第4話 心機一転
普段は見ることのできない店員さんの頬がほころぶ表情を見た翌日。俺は街の外にいた。
「なあ。ゴブ助。これから俺一人で魔物を狩らないといけないんだけどお前は手伝ってくれるよな?」
ゴブ助とは、今まで苦楽を共に。いや、死の恐怖を一方的に与え続けてきた俺が召喚したゴブリンだ。しかし、そんなゴブ助は俺が行ってきた行為は気にしないと言わんばかりに首を縦にふっている。
一方、昨日召喚した狐はというと俺の隣で毛づくろいしていた。あまりの温度差にどうにかしてしまったのかと錯覚してしまう俺だったが、流石にこの3人?一人と二匹?で魔物を狩りに行こうとするほど頭はおかしくなっていなかった。
しかし、手持ちの食料はゴブ助に食べられてしまったし、手持ちのお金は昨晩を過ごす宿屋で使ってしまった。このままでは何も実行に移せないと感じた俺は、禁忌の手段。契約で提案できる素材を持たずに召喚を行うことにした。
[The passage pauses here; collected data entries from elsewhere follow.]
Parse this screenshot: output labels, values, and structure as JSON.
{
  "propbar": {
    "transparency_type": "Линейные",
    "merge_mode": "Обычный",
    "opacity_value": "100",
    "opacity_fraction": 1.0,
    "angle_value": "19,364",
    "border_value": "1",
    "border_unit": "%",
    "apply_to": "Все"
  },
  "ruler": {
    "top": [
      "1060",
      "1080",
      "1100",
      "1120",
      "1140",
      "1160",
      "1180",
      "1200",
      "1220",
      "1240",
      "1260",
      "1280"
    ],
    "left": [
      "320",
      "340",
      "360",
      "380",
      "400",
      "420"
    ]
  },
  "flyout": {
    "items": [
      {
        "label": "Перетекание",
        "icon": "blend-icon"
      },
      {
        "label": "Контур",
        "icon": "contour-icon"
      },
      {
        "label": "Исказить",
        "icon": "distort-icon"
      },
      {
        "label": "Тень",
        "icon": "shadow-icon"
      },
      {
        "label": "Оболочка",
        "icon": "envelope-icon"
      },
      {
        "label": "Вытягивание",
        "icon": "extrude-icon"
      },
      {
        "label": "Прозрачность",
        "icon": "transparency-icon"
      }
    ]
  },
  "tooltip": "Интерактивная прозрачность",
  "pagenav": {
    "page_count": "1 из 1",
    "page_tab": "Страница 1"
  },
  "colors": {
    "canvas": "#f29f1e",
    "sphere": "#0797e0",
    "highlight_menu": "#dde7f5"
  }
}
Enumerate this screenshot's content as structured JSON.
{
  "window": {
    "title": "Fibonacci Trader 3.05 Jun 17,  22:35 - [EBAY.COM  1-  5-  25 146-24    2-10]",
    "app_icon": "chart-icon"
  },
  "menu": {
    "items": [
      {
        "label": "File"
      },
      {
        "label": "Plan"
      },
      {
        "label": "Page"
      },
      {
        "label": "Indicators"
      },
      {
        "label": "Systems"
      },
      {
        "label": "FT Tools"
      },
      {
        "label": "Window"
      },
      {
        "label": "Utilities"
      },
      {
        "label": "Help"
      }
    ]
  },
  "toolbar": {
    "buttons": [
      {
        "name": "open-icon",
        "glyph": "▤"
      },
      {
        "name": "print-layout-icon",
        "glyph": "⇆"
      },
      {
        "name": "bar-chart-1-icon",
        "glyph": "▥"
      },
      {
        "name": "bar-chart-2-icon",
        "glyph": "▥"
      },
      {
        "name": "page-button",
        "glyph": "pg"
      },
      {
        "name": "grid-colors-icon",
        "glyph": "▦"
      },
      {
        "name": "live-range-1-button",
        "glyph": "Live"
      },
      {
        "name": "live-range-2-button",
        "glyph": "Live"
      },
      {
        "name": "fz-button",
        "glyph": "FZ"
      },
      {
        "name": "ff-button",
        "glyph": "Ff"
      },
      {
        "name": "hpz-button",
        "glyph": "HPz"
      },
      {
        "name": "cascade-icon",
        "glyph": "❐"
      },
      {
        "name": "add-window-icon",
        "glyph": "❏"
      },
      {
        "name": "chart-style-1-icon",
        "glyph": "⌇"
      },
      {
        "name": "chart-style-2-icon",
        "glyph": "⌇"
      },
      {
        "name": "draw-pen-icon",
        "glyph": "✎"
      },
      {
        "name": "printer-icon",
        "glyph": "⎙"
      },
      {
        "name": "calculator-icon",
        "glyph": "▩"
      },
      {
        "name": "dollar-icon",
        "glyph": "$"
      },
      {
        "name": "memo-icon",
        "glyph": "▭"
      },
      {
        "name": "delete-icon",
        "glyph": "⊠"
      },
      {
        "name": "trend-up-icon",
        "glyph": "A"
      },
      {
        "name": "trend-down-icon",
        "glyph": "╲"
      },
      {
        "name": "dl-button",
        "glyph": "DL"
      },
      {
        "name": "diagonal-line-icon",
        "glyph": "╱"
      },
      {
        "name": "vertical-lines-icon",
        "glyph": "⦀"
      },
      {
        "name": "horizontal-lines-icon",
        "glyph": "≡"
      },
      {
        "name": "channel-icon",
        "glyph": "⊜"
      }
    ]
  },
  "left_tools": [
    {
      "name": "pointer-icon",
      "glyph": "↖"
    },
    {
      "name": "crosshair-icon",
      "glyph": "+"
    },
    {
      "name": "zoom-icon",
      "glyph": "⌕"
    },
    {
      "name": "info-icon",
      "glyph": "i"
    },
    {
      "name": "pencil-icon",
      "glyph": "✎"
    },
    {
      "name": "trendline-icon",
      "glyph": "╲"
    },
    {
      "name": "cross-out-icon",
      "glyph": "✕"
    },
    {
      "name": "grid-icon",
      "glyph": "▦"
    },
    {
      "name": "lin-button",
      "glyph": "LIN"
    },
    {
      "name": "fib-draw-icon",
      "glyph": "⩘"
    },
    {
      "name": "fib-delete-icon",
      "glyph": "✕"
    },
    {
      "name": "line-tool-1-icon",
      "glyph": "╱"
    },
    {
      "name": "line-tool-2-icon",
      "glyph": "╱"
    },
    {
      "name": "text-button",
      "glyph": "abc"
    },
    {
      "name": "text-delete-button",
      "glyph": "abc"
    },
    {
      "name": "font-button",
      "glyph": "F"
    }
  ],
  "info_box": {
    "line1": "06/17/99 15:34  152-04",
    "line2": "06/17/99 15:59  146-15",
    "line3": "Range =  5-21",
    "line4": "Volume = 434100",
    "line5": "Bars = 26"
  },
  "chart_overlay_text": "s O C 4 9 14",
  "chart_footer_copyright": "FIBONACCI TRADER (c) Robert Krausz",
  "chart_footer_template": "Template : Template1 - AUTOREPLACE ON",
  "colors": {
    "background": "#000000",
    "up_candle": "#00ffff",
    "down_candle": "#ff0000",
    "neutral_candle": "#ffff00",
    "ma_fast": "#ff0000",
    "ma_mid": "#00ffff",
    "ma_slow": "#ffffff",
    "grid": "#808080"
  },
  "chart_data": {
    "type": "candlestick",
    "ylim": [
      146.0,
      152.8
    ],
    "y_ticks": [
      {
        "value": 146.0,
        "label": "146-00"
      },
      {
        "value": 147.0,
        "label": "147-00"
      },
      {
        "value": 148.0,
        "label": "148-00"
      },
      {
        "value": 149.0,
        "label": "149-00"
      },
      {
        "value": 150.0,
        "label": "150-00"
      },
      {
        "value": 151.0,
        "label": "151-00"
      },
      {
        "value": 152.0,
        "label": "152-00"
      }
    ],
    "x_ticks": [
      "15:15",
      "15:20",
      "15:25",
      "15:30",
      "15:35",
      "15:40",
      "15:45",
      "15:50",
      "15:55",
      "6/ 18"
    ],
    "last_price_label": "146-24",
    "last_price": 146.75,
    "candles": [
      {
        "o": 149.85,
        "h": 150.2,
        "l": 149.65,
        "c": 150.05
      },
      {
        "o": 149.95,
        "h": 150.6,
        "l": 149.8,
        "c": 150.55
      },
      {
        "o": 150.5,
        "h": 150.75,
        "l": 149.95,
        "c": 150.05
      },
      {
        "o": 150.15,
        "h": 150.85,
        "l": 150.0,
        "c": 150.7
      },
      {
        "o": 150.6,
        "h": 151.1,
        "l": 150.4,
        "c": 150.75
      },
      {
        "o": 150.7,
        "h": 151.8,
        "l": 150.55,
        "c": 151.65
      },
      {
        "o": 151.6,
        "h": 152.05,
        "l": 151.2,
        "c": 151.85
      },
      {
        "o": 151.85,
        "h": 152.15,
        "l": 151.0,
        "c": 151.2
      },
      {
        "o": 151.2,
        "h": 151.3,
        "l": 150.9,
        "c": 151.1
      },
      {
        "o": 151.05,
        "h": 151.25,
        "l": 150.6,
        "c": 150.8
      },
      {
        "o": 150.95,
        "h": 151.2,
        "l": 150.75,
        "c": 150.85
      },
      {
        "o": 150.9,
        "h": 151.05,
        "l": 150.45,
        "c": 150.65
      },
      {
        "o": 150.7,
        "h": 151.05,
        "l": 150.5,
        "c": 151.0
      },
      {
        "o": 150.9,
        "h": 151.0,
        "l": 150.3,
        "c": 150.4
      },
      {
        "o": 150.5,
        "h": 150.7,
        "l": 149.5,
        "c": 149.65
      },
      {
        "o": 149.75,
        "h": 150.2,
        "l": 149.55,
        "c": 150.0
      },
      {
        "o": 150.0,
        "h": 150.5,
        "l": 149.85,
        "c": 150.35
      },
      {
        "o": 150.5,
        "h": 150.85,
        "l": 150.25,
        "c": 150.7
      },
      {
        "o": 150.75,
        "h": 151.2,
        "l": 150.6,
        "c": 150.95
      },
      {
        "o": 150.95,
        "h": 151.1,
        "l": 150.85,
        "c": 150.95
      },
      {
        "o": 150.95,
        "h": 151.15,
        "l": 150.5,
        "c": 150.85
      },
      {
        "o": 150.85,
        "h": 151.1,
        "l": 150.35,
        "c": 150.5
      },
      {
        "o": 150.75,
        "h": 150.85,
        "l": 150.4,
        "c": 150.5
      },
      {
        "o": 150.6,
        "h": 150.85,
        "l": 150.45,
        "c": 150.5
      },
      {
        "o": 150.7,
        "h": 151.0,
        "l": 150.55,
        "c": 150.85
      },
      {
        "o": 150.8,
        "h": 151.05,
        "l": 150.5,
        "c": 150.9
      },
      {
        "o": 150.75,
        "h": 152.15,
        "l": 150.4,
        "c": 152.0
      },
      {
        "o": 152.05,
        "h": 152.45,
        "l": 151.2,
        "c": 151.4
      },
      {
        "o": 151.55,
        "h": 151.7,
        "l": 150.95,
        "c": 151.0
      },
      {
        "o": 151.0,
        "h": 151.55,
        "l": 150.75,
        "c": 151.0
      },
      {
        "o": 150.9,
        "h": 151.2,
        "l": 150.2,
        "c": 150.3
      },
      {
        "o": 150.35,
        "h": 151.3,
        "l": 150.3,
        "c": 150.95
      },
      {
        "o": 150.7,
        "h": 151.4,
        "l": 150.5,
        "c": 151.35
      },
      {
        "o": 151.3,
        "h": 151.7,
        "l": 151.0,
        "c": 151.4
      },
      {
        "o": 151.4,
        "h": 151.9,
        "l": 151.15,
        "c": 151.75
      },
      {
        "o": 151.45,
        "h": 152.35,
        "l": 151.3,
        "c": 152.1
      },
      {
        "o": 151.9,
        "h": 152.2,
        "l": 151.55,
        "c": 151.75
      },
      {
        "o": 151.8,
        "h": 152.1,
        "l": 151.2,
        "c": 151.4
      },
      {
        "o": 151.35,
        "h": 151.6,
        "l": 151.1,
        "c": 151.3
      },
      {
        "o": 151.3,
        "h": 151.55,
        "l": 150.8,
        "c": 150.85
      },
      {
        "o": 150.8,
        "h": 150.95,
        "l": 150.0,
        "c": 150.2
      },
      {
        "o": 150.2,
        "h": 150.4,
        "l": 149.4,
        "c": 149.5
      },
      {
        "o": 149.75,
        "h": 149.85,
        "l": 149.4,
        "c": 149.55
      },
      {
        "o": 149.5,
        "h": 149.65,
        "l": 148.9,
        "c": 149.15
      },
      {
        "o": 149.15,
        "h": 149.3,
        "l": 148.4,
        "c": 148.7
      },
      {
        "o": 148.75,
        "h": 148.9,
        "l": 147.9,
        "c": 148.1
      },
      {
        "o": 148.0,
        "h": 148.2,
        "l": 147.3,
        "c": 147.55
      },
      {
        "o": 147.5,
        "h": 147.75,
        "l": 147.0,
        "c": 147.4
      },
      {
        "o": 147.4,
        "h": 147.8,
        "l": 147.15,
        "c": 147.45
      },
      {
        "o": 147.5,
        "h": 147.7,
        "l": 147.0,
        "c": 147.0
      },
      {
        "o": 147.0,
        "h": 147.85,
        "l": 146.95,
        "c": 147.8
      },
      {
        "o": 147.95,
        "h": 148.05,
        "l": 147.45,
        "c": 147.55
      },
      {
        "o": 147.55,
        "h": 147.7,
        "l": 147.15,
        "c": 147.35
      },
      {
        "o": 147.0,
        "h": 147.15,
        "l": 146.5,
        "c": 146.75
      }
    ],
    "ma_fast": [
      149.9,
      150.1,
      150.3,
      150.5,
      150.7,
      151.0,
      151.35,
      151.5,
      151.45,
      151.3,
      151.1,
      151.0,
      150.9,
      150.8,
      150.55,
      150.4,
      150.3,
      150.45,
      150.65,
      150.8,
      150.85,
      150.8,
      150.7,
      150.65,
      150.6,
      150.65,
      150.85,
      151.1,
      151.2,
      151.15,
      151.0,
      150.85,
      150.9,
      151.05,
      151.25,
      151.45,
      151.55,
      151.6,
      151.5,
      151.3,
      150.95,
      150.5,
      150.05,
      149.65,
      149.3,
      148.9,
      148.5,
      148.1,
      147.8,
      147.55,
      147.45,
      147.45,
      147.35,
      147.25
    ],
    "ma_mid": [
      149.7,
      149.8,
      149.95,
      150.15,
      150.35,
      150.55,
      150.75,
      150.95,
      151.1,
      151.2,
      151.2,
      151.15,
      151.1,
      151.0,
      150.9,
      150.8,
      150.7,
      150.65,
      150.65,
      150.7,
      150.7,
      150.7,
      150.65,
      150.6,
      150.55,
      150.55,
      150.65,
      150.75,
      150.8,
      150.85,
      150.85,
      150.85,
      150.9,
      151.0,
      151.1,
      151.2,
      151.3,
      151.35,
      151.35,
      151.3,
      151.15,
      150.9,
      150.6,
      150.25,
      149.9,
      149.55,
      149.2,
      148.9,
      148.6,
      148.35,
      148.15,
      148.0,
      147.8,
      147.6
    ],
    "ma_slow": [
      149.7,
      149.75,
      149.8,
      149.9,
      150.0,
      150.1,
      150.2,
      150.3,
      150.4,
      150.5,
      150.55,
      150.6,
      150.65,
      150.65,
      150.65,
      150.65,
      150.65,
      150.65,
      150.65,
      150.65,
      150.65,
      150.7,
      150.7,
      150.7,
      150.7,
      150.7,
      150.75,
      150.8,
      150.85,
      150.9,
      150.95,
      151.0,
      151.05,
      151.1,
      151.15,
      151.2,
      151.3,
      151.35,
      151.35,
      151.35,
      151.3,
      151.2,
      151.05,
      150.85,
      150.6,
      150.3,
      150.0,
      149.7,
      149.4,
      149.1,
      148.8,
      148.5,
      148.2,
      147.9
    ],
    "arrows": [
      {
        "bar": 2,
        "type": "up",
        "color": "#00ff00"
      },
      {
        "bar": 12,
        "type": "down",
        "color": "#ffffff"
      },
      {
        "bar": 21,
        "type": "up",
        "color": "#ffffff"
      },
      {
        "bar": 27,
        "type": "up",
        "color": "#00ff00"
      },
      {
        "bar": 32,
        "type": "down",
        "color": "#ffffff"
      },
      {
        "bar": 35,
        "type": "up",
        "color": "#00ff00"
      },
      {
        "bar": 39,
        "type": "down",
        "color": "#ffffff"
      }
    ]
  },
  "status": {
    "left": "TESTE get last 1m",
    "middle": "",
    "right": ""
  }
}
このままでは、魔物に殺されるか明日を生きるために人を殺すかの2択を迫られそうであったためだ。もし、召喚で何か手に負えない生物が出た時は街に心中してもらおうと城門から少し離れたところで召喚を行った。
召喚されたのはやはりゴブリン。しかもお腹がすいていたのか持っていた弓でゴブ助を射貫いて食べてしまった。
「これが世紀末か。ゴブ助。成仏しろよ」
なんて言葉を吐きながらも新しく召喚したゴブリンアーチャーの標的が俺にならなかったことにほっとしていた。
ゴブリンアーチャーの図体はゴブリンとそんなに変わらないので、いたるところが散乱したゴブリンの死体がそこら中に散らばっていた。
俺は、それらを片付ける前に、召喚したゴブリンアーチャーと契約を結ぶ。ゴブリンは基本的に弱い生物のため、餌さえ用意していれば契約を破棄されることのない使い勝手のいいモンスターだ。
そのため、何の問題もなく契約は成立した。その後、ゴブ助の死体を新しく仲間となったゴブリンアーチャーの餌にするために拾い集めようとも思ったがゴブリンアーチャーとは言えども狩れるモンスターは少ない。そのためもう一度、召喚を行使することにした。
もはや何のためらいもなく召喚を行使して、その場に現れたのは。
何の変哲もない小鳥であった。普段であればゴブリンアーチャーの餌にでもなりそうな小鳥は、まだ拾い集めていないゴブ助の死体の一部をついばむ。
召喚した生物は契約するのが決まりのため、契約を行使すると難なく受け入れられた。
モンスターではなく動物をこの短期間に二回も召喚してしまうというアクシデントじみた結果が出てしまったが、今日はこれ以上召喚をする気持ちになれなかったのでその場を離れて草原へ向かおうとした。
そこで気持ちを切り替え、召喚ズを引き連れていこうと眺めると何やら3匹で三角形を作り会議を行っているような感じになっていた。
俺は、その場を邪魔することをなんとなくではあるが出来なかったためゴブ助の死体を拾い集めて準備だけ整えておくことにした。